La cathédrale du cyclisme italien, le Vigorelli, accueille le départ cette année à Milan. L'ancienne piste, longue de 397 mètres, est aujourd'hui un bâtiment classé et non plus le lieu de tentatives de records de l'heure, mais elle reste un lieu évocateur. Comme le veut la tradition, le kilomètre zéro se situe sur la Via Chiesa Rossa, d'où la course est lancée sur le plat en direction de Pavie.

Lors de l'édition 2020, retardée à cause de la pandémie, la course a suivi un parcours essentiellement intérieur à travers le Piémont, ce qui a donné lieu au final le plus palpitant depuis le duel entre Sean Kelly et Moreno Argentin en 1992. Mauro Vegni aurait été tenté de maintenir ce nouveau format l'année dernière, mais il a finalement opté pour un retour au parcours plus traditionnel, bien qu'un glissement de terrain ait entraîné le remplacement du Turchino par le Colle di Giovo.

Pour 2022, le Turchino est rétabli à mi-parcours de la course. Fausto Coppi a été le dernier coureur à franchir le Turchino et à gagner à San Remo en 1946, et il n'a pas été un tremplin pour le mouvement décisif depuis l'improbable triomphe de Claudio Chiappucci en 1991, mais il est une partie indélébile de Milan-San Remo et fait un retour bienvenu.

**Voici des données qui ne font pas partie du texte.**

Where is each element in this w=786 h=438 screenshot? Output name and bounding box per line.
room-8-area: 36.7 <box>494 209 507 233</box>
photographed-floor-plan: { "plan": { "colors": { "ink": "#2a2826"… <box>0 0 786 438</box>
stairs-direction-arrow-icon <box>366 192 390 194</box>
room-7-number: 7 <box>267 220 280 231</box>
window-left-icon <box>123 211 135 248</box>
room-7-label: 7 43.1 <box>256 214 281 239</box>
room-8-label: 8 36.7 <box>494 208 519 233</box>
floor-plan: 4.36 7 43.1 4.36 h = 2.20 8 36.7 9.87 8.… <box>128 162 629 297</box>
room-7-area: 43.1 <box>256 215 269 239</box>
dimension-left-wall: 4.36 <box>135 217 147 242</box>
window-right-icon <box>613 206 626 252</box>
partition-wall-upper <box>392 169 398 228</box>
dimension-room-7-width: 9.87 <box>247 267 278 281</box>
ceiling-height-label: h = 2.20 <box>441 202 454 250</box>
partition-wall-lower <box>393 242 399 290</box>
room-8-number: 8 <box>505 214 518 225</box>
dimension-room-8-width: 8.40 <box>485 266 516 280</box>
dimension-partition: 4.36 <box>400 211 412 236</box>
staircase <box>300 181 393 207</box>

Après le Turchino, la course descend vers la côte ligure et longe ensuite les promontoires de la Riviera del Ponente. Dans les 50 derniers kilomètres, les capi – Mele, Cervo et Berta – servent d'amuse-bouche, la tension et le rythme augmentant au fur et à mesure. La Cipressa (5,6km à 4,1 pour cent) marque la première sélection importante avant le grand final sur le Poggio.

Les statistiques (3,7 km à 3,7 pour cent) sont décevantes, mais cette colline est transformée en quelque chose de plus intimidant par la distance de la course et l'intensité de la finale. La pente du Poggio ne frôle que brièvement les 8 pour cent, mais cette rampe est juste assez longue pour servir de tremplin aux attaquants près du sommet.

De là, 5,45 km nous séparent de l'arrivée, la moitié de ces kilomètres se résumant à une descente sinueuse. Les deux derniers kilomètres sur la Via Roma sont plats et frénétiques, et la moindre erreur est fatale. La plus longue des Classiques se résume généralement à quelques décisions prises en une fraction de seconde. Mais gagner les grandes courses cyclistes a toujours été une question de tête autant que de jambes.

Ou, pour donner le mot de la fin à Calvino : “Une classique ne nous apprend pas nécessairement quelque chose que nous ne savions pas auparavant. Dans un classique, nous découvrons parfois quelque chose que nous avons toujours su.”